Fear, or lust, or any other path to lowered consciousness, can be addictive. Look at the grim faces in a gambling parlor. They hope. They lose. They suffer. But they take pride in their boldness, in the size of their suffering, the amount of their loss. Sometimes, they even win. Winning is a powerful emotional rush, a positive reinforcement that brings them back to those seductive machines and gaming tables to lose again, and again, because winning programs the brain more powerfully than losing. Human beings are designed to try, try again—if given a little encouragement. As a result, more and more gambling casinos are built, more and more lotteries established.
Sex Inductions
Last, but certainly not least, in the Type 2 category, is induction by sexual excitation and orgasm. Sargant’s book, The Mind Possessed, devotes a chapter to the topic of sex inductions:
During the sexual act, especially if it ends in mutual orgasm, both partners achieve an intense... state of temporary brain excitement, which leads on to a state of sudden temporary nervous collapse and transient brain inhibition ....creating greatly increased suggestibility... (Sargant, p. 87)
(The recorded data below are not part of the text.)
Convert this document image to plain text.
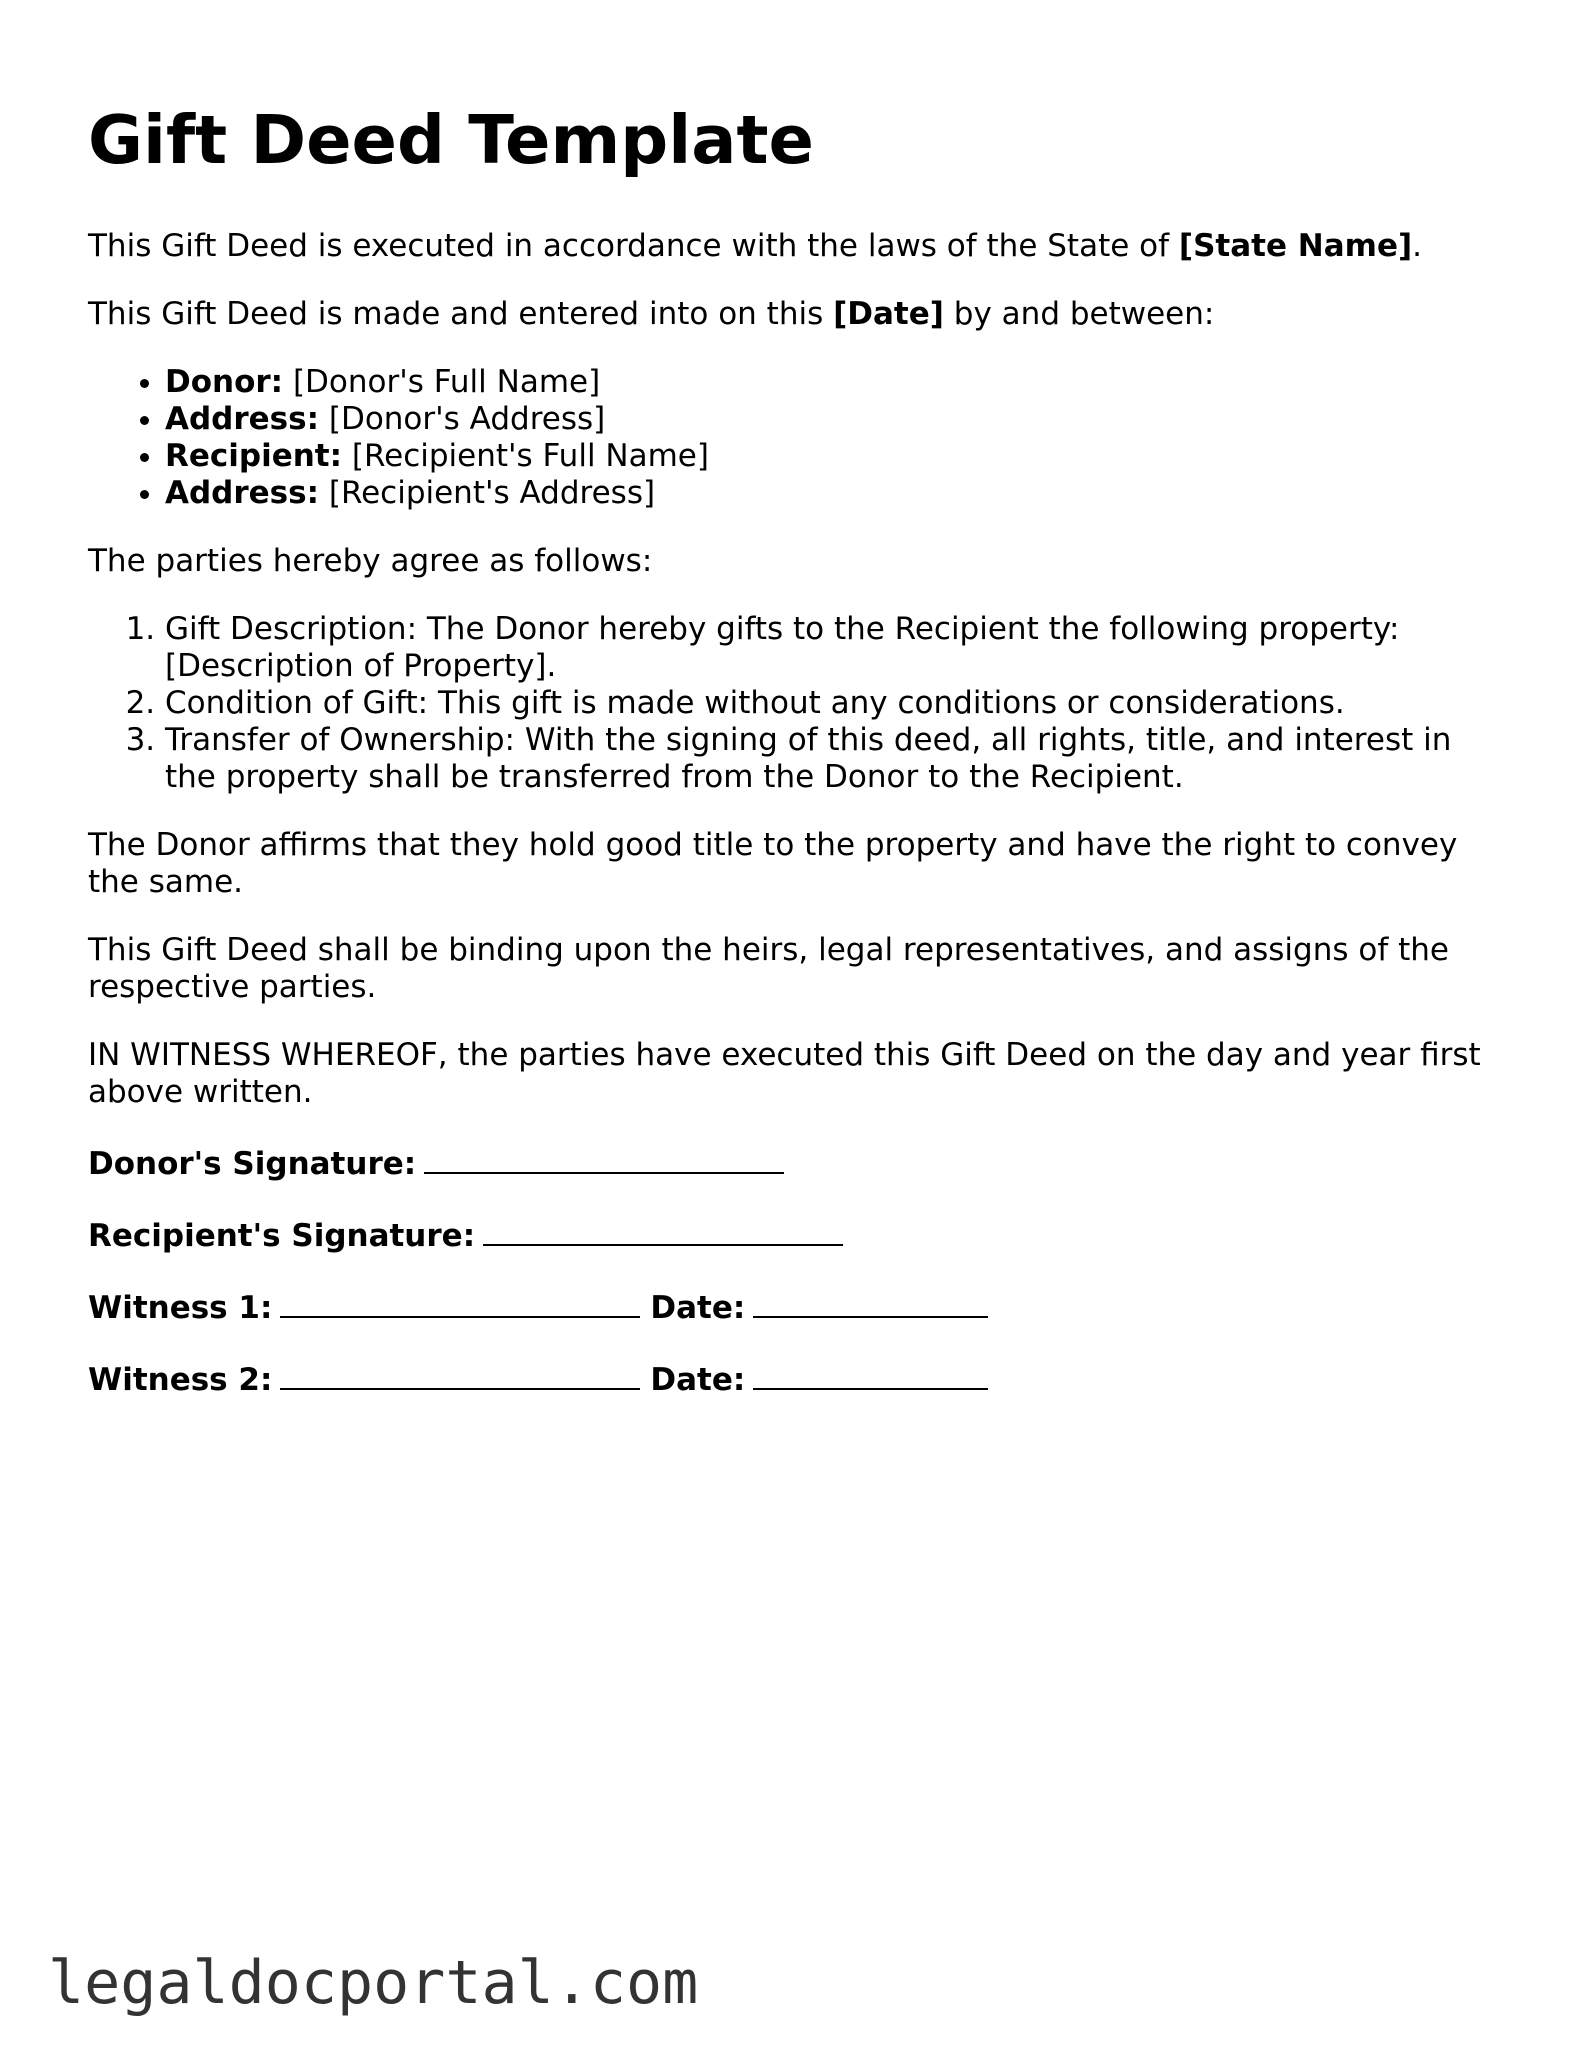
Gift Deed Template

This Gift Deed is executed in accordance with the laws of the State of [State Name].

This Gift Deed is made and entered into on this [Date] by and between:

• Donor: [Donor's Full Name]
• Address: [Donor's Address]
• Recipient: [Recipient's Full Name]
• Address: [Recipient's Address]

The parties hereby agree as follows:

1. Gift Description: The Donor hereby gifts to the Recipient the following property: [Description of Property].
2. Condition of Gift: This gift is made without any conditions or considerations.
3. Transfer of Ownership: With the signing of this deed, all rights, title, and interest in the property shall be transferred from the Donor to the Recipient.

The Donor affirms that they hold good title to the property and have the right to convey the same.

This Gift Deed shall be binding upon the heirs, legal representatives, and assigns of the respective parties.

IN WITNESS WHEREOF, the parties have executed this Gift Deed on the day and year first above written.

Donor's Signature:
Recipient's Signature:
Witness 1:	Date:
Witness 2:	Date:
legaldocportal.com
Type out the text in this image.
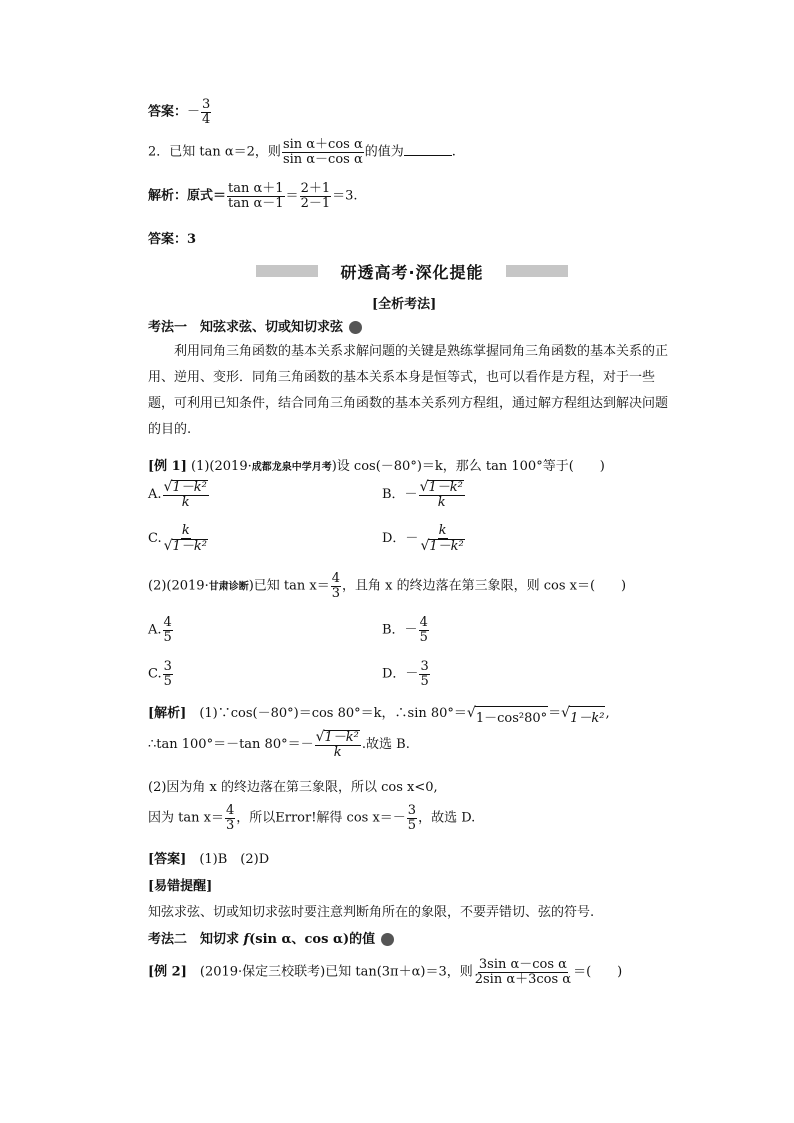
答案：－ $\frac{3}{4}$
2．已知 tan α＝2，则 $\frac{\text{sin α＋cos α}}{\text{sin α－cos α}}$ 的值为	.
解析：原式＝ $\frac{\text{tan α＋1}}{\text{tan α－1}} = \frac{2+1}{2-1} =3$.
答案：3
研透高考·深化提能
[全析考法]
考法一　知弦求弦、切或知切求弦
利用同角三角函数的基本关系求解问题的关键是熟练掌握同角三角函数的基本关系的正用、逆用、变形．同角三角函数的基本关系本身是恒等式，也可以看作是方程，对于一些题，可利用已知条件，结合同角三角函数的基本关系列方程组，通过解方程组达到解决问题的目的.
[例 1] (1)(2019·成都龙泉中学月考)设 cos(－80°)＝k，那么 tan 100°等于(　　)
A. $\frac{\text{√ 1－k²}}{k}$	B．－ $\frac{\text{√ 1－k²}}{k}$
C. $\frac{k}{\text{√ 1－k²}}$	D．－ $\frac{k}{\text{√ 1－k²}}$
(2)(2019·甘肃诊断)已知 $\tan x= \frac{4}{3}$ ，且角 x 的终边落在第三象限，则 cos x＝(　　)
A. $\frac{4}{5}$	B．－ $\frac{4}{5}$
C. $\frac{3}{5}$	D．－ $\frac{3}{5}$
[解析]　(1)∵cos(－80°)＝cos 80°＝k，∴sin 80°＝ √ 1－cos²80° ＝ √ 1－k² ,
∴tan 100°＝－tan $80^\circ=- \frac{\text{√ 1－k²}}{k}$ .故选 B.
(2)因为角 x 的终边落在第三象限，所以 cos x<0,
因为 $\tan x= \frac{4}{3}$ ，所以Error!解得 $\cos x=- \frac{3}{5}$ ，故选 D.
[答案]　(1)B　(2)D
[易错提醒]
知弦求弦、切或知切求弦时要注意判断角所在的象限，不要弄错切、弦的符号.
考法二　知切求 f(sin α、cos α)的值
[例 2]　(2019·保定三校联考)已知 tan(3π＋α)＝3，则 $\frac{\text{3sin α－cos α}}{\text{2sin α＋3cos α}}$ ＝(　　)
A married couple, during their honeymoon, quarreled fiercely. While his new wife was in a state of absolute rage, her husband shouted, “I’m sorry I married you!” Eighteen years later, she was still married to him, but she still felt deeply insecure because of his long-ago statement. A marriage counselor, whom the husband had asked for help, told him to say “I’m glad I married you” during her next orgasm (a comparable time of great emotion). The treatment worked.
Because erotic excitation and orgasm greatly increase suggestibility, ideally, the sex act results in imprinting a mutual sense of responsibility for, and bonding to, the partner—as well as freeing him from accumulated tensions. Like any other induction system, however, this one is easily distorted and abused.
About the Tension Induction and Hyperalert Trances
There is some public recognition that “sleep, sleep, sleep” suggestions can result in trance. There is no public recognition that “Alert! Worry! Earthquake! Hurricane! Fire! Fear! Evil! Satanic! Rape! Murder! Starvation!” suggestions can also result in lowered consciousness and heightened suggestibility. Though seldom mentioned in the research journals,1 tension induction and the hyperalert trance are, in practice, often used. A basic propaganda rule is that the more upset people are, the more gullible they become. Any emotional state lowers consciousness and causes temporary cortex inhibition—a condition of greater suggestibility.